Mr Nasheed was rushed to hospital and flown to Germany for further treatment (bodyguards and bystanders were also injured). Three alleged assailants have been arrested. They are said by the authorities to be tied to jihadist groups.

Strands of the Maldives’ traditional Sunni Islam have certainly hardened in recent years. Money from Saudi Arabia has made its way to Maldivian mosques, and with it a fundamentalist Salafist doctrine. More alarmingly, both al-Qaeda and Islamic State have been recruiting.
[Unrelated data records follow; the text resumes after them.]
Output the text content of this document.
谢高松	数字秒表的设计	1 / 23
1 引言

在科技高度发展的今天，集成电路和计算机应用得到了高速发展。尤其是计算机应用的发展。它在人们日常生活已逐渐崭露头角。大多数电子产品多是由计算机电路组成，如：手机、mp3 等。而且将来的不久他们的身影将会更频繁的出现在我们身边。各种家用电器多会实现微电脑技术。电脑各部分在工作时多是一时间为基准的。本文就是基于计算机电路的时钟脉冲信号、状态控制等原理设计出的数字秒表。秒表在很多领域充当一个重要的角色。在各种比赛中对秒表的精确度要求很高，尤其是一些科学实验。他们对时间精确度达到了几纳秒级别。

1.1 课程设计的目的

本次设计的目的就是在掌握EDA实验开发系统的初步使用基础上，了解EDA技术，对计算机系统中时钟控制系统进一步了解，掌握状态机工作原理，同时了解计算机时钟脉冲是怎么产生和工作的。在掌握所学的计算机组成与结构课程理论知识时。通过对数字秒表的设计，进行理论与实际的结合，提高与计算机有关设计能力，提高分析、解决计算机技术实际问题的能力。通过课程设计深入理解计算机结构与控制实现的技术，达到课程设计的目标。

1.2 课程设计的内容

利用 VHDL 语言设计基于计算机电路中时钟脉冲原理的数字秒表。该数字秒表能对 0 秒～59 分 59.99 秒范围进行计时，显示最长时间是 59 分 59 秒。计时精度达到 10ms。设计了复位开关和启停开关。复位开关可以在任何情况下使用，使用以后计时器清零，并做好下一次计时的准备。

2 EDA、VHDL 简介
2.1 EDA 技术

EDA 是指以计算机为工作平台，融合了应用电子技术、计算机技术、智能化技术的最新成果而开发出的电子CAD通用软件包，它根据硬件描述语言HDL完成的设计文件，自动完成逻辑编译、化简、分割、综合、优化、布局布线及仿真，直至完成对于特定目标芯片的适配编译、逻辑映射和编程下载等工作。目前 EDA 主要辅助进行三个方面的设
In 2019 a presidential commission concluded that al-Qaeda was behind the disappearance of a liberal journalist five years earlier. Dozens of jihadists fighting in Syria with Islamic State have since sneaked home to Malé or the outlying atolls.

The Maldives has a population of less than 540,000. It does not take many troublemakers to cause mayhem. The attack on Mr Nasheed, who has long been a critic of fundamentalism, seemed intended to show what Islamists are capable of. Under-resourced, the government has called in Australian police to help investigate.

For many Maldivians, radical Islam is an alien toxin poisoning the domestic well. Yet that, argues Azim Zahir of the University of Western Australia, is to ignore home-grown sources of extremism. For one, the identity of the Maldives as a nation-state (it gained independence in 1965) is bound up with Islam. Sunni Islam is the state religion. Only Sunni Muslims may be citizens. Maldivians’ behaviour, says Mr Zahir, may appear to be modern and liberal, but the national identity is fused with religion. That makes it a lot easier for radical Islam to subvert the existing version.

Besides, to blame only outside forces is to ignore the social and political context of the growing fundamentalism. The Maldives promotes itself to the outside world as an island paradise of honeymooners’ resorts. In reality, the resorts have immense defects. Their owners form part of aweb of businessmen, politicians, judges and officials grown fat on political favours and lucrative deals.

A huge scandal at the tourism board under Mr Yameen involved the pilfering of tens of millions of dollars. Mr Solih promised to get to the bottom of it. Yet though Mr Yameen and his tourism minister have been convicted of money-laundering and other charges, few others implicated in the scandal have faced justice. Even members of Mr Solih’s own government appear tainted.

The resorts also trash coral reefs and generate seas of garbage. Above all, they epitomise a rentier economy which fails to address the needs of ordinary people. Schools are underfunded and youth unemployment stands at nearly a fifth.